The Many Perspectives Contained in a Single Ecosystem

I teach a class called Quantitative Tools for Consulting.  The phrase "quantitative tools" is literally in the title of the class, and it's what I do for a living, so you'd think I'd hold high regard for quantitative analysis.  And I do.

But I know that in most things that my work gets deployed for - whether seeking funding, advocating for an issue, evaluating a policy - the analysis itself doesn't have primacy.  It's not like all the decision-makers are waiting around a table for me to plop my report in the middle so they can say "ah, the coefficient is 0.4," "the aggregate number is $3.7 billion," or "the ROI is 127%," followed by "now we all know what to do!"

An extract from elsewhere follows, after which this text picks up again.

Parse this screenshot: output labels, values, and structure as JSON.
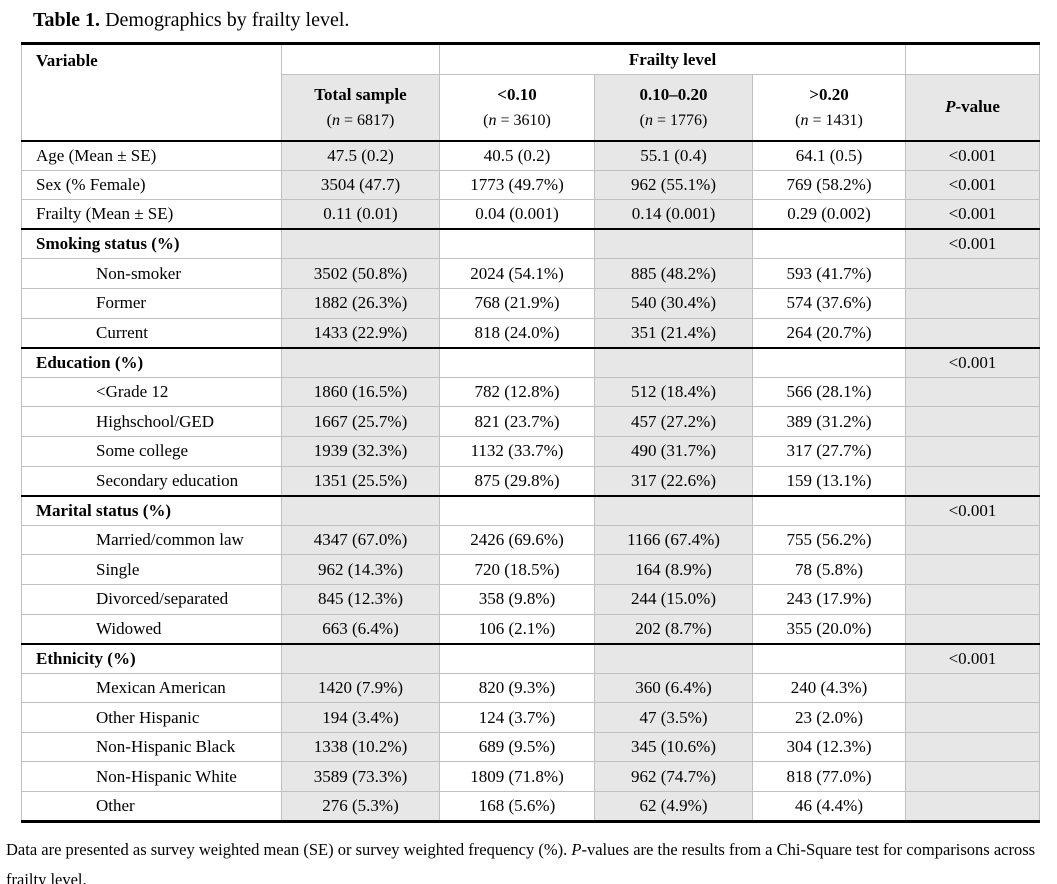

Rather, the analysis supports a narrative, the narrative enters an arena full of narratives, and the decisions are made based on those competing narratives in a political process ("politically" meaning either literally, if we are talking about government, or metaphorically, if we are talking about any other setting where decisions aren't made in a democratic process involving elected officials but resemble such a process in that competing agendas are worked out through deliberation and action). And, up until a few years ago, I would've stopped there.

What I now realize is that there's more to it than that.  For any political setting, whether within the construct of government or not, consists of human beings.  Which means that decisions are not made primarily based on analysis, or narratives, or politics.  They're based on baser things, like personalities and egos and alliances and pettiness.  Whether you wish it were so or not, it is how people operate, and therefore how decisions get made.

Much is made of the metaphor of "ecosystem."  We have social ecosystems, innovation ecosystems, civic ecosystems, and political ecosystems.  I like this analogy, because it properly captures the messiness and unpredictably of life.  We think the world behaves in neatly drawn flow charts that organize from left to right, when in actuality, as with natural ecosystems, interconnections and directionalities are all over the place.  I think most people, when the invoke the notion of "ecosystem," understand this.

But here's another, less well understood aspect of this analogue to nature.  While individual participants in an ecosystem may have enough sentience to step back and say, "this is ecosystem works for me," ultimately their strongest impulse and highest allegiance is not that.  It is survival in the form of safety, sustenance, and reproduction.

We humans are a little more sophisticated than that.  Yet it is helpful, if you want to build a healthy ecosystem and see progress made, to understand what it is that represents "survival" to individual participants in an ecosystem.  What a governor wants, versus a legislative body, versus a university president, versus a small business advocate, versus a corporate titan, versus a non-profit icon, versus a philanthropist, are all different.

Sounds logical, and yet how lazy we are in assuming that what we want out of a situation is what everyone else wants, and how quick we are to judge others for not seeing things our way.  I suppose that if your goal is to express yourself and look good in the eyes of others like you, this sort of behavior makes perfect sense.  But if you actually want to create a functioning ecosystem in which all thrive, you have to put in the hard work to understand what makes every participant tick, and then appeal to those motivations in your messaging (backed, of course, by the very best quantitative analysis that can be provided by a certain firm that does just that).

In the messy things that make up the interesting topics in our lives - how to get that project approved, that reform policy passed, or that funding secured - progress happens (or doesn't) in the messiness of an ecosystem.  It is the height of arrogance to think that you have "the right answer" and to get frustrated when others can't see that and let you get your way.  Nobody else in the ecosystem sees things like you do or wants the exact same things you want.  If it were so, it would cease to be an ecosystem.  In a thriving ecosystem, everyone "survives," even if the path to survival looks different for everyone.  How can we move towards that in the ecosystems we are a part of?